Sound guidance on design, implementation, and governance of cybersecurity policy

Now in its Second Edition, the Cybersecurity Policy Guidebook delivers an issue-focused treatment of public, private, and individual cybersecurity policy alternatives for treatment of systemic cyber risks. Seven practitioners from government, industry, and academia analyze overlapping perspectives of decision-makers, technology professionals, and critical infrastructure engineers within the recently transformed digital landscape.

The first edition dealt with threats to impersonation, infrastructure access, intellectual property, internet access, nation-state conflict, operational continuity, privacy, and supply chain. New to this edition is coverage of AI's impact on cybersecurity, cyber-physical systems, and custodial issues for technology platforms and other cyber-enabled services. The book addresses threat intelligence across industry sectors, governance frameworks, and risk appetite thresholds. A policy catalog reflects pros and cons of pressing policy positions.

Key topics also include:

• Communication strategies for conveying cybersecurity risk to decision makers across public and private levels of authority
• Policy objectives mapped to technology evolution, connecting operational choices with their broader strategic and regulatory implications
• Guidance on banking and financial services cybersecurity supervision, drawing on interagency regulatory frameworks and examination standards
• Operational technology and control system cybersecurity policy, addressing risks unique to industrial control systems and other cyber-physical systems
• Cross-disciplinary course alignment for programs in public policy, law, business, computer science, engineering, and social sciences

Cybersecurity Policy Guidebook serves leaders of public and private organizations, as well as technology professionals, industry analysts, scholars, and individuals seeking a structured reference on cybersecurity policy issues. Whatever the starting point of perspective, readers will gain the policy knowledge required to act with precision.
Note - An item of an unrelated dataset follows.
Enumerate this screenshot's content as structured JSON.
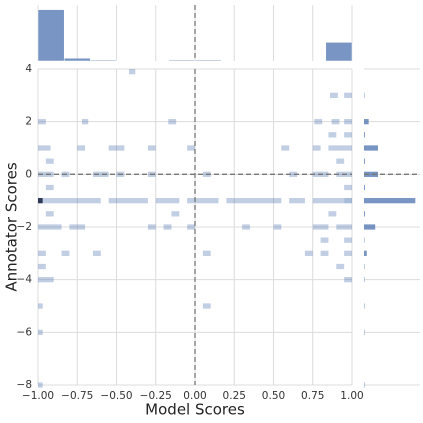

Jennifer L. Bayuk, PhD, is an independent cybersecurity consultant, CEO of Decision Framework Systems, and cybersecurity professor. Previously a Wall Street CISO and Bell Labs security software engineer, she has numerous publications on security architecture, risk management, and cybersecurity forensics.

Art Ehuan is Executive Director of Duke University's Master of Engineering in Cybersecurity and CISO Executive Certificate programs. A former FBI Supervisory Special Agent, he served as cyber expert on breaches at Heartland, Sony Pictures, Target, Anthem, Equifax, Capital One, and Marriott.

Jason Healey is a Senior Research Scholar at Columbia University's School for International and Public Affairs. He founded the Atlantic Council's Cyber Statecraft Initiative and was a founding member of the White House Office of the National Cyber Director.

Paul Rohmeyer, PhD, is an IT management consultant and Information Systems faculty member at Stevens Institute of Technology. He serves on the editorial boards of Computers & Security Journal and Cybersecurity & Cybercrime Journal, with expertise spanning banking, finance, healthcare, and life sciences.

Marcus H. Sachs, PE, is Senior Vice President and Chief Engineer at the Center for Internet Security. A retired U.S. Army officer and former White House appointee, he previously served as CSO of the North American Electric Reliability Corporation and VP for National Security Policy at Verizon.

Donald Saxinger is an independent financial sector regulatory policy consultant. As an FDIC banking supervisor for over three decades, he chaired the FFIEC IT Examination Handbook and Cybersecurity and Critical Infrastructure Working Groups, authored banking industry cybersecurity guidance, led interagency cyber rulemaking, and advised central banks internationally.

Joseph Weiss, PE is Managing Partner of Applied Control Solutions, LLC, an independent control system cybersecurity consultant. An ISA Life Fellow and member of Control's Process Automation Hall of Fame, he has published over 100 papers and holds patents on instrumentation, control systems, and OT networks.